In 19th century India, three British soldiers and a native waterbearer must stop a secret mass revival of the murderous Thuggee cult before it can rampage across the land.

However, Wes Anderson (The Life Aquatic, Royal Tenenbaums) has set his latest film, The Darjeeling Limited (currently making the rounds at the festival circuit) in modern India.  This week’s New Yorker has a review of The Darjeeling Limited (which, frankly, is a bit kinder than most of the critics so far).  (Watch the DL trailer.)  I’m not sure if one can issue a spoiler alert for a movie review but I’ll caution you anyway … Anthony Lane draws the parallel between the romance of train travel and the journey a viewer makes from start to finish in a movie, he notes that the “mood of the film is blithe, and its coloration peacock-bright ” and, finally, he summarizes the movie as “How I Learned to Stop Worrying and Love the East.”  That seems to be good advice when visiting India.

That same theme could probably be found in Outsourced, which describes itself as:

A modern day comedy of cross-cultural conflict and romance. Todd Anderson (Josh Hamilton) spends his days managing a customer call center in Seattle until his job, along with those of the entire office, are outsourced to India.
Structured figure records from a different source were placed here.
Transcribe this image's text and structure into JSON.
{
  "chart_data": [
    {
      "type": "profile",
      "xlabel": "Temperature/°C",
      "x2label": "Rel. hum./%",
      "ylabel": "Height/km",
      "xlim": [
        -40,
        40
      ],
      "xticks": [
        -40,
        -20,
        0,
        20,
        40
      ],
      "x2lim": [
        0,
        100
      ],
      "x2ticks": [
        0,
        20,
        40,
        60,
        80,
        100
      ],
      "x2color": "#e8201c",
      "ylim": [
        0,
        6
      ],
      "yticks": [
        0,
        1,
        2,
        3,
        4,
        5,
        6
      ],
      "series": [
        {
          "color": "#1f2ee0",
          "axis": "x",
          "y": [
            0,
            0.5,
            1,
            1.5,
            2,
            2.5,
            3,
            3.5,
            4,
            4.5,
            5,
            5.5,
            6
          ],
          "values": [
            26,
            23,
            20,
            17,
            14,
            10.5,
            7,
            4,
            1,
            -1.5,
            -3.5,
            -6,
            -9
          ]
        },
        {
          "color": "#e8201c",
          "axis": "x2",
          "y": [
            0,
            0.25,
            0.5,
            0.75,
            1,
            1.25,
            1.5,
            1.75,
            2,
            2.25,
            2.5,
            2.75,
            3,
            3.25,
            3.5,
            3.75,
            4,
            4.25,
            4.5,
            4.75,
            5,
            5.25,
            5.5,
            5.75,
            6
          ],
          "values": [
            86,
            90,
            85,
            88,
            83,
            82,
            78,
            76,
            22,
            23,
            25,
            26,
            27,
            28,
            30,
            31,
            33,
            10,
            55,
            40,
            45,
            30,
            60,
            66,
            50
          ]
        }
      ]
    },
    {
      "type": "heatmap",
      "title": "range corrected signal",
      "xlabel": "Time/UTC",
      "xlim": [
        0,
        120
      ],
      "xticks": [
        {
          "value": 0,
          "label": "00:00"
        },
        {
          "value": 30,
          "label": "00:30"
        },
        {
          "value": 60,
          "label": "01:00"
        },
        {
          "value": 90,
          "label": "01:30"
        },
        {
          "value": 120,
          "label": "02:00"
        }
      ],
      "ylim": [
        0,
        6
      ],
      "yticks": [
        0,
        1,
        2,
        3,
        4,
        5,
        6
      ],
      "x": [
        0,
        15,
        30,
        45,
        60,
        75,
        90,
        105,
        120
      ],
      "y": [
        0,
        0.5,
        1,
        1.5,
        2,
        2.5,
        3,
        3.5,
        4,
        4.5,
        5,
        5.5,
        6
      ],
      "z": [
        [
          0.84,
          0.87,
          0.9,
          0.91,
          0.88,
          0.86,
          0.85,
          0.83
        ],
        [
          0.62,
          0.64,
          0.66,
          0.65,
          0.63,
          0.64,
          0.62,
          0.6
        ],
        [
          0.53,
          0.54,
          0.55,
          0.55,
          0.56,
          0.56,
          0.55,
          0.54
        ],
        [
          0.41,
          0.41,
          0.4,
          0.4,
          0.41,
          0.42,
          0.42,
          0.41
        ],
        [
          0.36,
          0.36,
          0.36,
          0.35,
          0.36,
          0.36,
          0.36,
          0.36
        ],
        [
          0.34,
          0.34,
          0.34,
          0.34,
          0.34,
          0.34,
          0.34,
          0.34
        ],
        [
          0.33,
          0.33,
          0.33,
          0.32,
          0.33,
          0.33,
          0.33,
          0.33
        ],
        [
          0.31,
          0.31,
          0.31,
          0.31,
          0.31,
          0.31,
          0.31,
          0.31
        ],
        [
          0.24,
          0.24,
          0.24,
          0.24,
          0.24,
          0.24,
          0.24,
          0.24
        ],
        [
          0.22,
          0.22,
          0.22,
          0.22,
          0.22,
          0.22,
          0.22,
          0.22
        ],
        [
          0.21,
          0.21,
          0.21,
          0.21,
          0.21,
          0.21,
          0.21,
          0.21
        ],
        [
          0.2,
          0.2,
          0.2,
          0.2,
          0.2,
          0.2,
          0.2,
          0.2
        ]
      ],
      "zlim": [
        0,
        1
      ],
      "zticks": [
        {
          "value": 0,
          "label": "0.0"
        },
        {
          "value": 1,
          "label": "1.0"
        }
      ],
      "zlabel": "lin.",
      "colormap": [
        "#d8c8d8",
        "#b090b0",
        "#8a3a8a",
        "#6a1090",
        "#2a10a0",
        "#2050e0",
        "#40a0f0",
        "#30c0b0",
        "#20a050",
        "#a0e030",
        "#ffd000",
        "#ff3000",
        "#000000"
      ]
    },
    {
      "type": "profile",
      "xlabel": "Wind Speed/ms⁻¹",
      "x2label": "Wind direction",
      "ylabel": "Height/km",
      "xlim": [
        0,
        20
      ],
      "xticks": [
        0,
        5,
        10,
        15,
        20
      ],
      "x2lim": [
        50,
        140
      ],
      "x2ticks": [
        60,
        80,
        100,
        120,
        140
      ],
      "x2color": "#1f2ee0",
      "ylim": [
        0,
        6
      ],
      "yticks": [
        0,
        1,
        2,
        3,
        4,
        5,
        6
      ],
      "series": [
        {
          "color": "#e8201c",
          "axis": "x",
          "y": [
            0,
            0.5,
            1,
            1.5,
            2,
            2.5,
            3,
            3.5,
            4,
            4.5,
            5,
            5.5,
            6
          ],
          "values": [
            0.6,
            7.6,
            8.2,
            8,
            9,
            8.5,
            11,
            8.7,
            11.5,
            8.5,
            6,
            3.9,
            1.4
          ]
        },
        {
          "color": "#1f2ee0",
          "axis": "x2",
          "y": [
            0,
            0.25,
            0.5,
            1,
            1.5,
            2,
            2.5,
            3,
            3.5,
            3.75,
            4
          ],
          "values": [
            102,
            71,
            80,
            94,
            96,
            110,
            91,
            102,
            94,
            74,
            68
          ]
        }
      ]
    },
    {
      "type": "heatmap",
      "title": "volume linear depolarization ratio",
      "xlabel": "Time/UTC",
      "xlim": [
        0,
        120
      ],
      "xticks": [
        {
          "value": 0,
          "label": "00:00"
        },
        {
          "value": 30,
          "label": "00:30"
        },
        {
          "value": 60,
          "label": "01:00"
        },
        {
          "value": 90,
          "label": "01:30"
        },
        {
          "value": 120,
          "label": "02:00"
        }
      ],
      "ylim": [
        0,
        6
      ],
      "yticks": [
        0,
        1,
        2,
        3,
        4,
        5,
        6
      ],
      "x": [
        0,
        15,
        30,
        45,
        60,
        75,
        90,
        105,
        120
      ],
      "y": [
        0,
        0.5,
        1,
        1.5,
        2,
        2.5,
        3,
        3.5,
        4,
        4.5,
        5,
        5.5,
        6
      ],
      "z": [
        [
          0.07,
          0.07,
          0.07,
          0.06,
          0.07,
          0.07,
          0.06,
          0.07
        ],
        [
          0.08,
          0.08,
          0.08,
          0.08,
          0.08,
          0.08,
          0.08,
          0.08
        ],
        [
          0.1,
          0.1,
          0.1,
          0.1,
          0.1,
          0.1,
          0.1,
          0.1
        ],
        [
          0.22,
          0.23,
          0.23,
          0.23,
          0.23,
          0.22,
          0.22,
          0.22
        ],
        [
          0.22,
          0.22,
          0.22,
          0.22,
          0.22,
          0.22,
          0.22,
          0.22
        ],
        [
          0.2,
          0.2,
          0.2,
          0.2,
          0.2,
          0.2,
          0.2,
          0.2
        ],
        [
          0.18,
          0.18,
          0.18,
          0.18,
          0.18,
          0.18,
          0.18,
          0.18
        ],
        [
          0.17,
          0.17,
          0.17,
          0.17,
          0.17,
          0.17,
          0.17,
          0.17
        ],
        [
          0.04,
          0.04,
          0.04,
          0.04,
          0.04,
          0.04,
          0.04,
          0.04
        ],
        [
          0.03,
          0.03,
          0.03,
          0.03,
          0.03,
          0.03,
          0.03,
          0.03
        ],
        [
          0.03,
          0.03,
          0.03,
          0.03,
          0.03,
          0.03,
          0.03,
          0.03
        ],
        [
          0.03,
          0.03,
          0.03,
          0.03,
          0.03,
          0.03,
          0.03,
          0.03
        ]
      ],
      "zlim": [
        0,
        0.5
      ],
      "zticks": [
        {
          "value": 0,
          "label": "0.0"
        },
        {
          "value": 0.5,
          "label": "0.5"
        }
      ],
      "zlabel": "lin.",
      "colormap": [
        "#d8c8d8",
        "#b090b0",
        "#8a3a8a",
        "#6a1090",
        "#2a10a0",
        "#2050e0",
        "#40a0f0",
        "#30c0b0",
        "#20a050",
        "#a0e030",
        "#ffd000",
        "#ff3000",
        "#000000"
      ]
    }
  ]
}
Adding insult to injury, Todd must travel to India to train his new replacement. As he navigates through the chaos of Bombay and an office paralyzed by constant cultural misunderstandings, Todd yearns to return to the comforts of home. But it is through his team of quirky yet likable Indian call center workers … that Todd realizes that he too has a lot to learn – not only about India and America, but about himself. He soon discovers that being outsourced may be the best thing that ever happened to him.

NBC has just ordered a pilot of the movie to become a sitcom.  The quirky cross-cultural cinema-to-TV move didn’t exactly work for My Big Fat Greek Wedding (which became My Big Fat Greek Life on TV) but maybe NBC will get lucky this time.  There must be other American sitcoms that have been set in foreign countries for their entirety (as opposed to shows that did the requisite special where they traveled to London) but none come to mind immediately; I have to think that if Outsourced takes off, it will be rather unique in bringing an out-of-American setting to American small screens every week.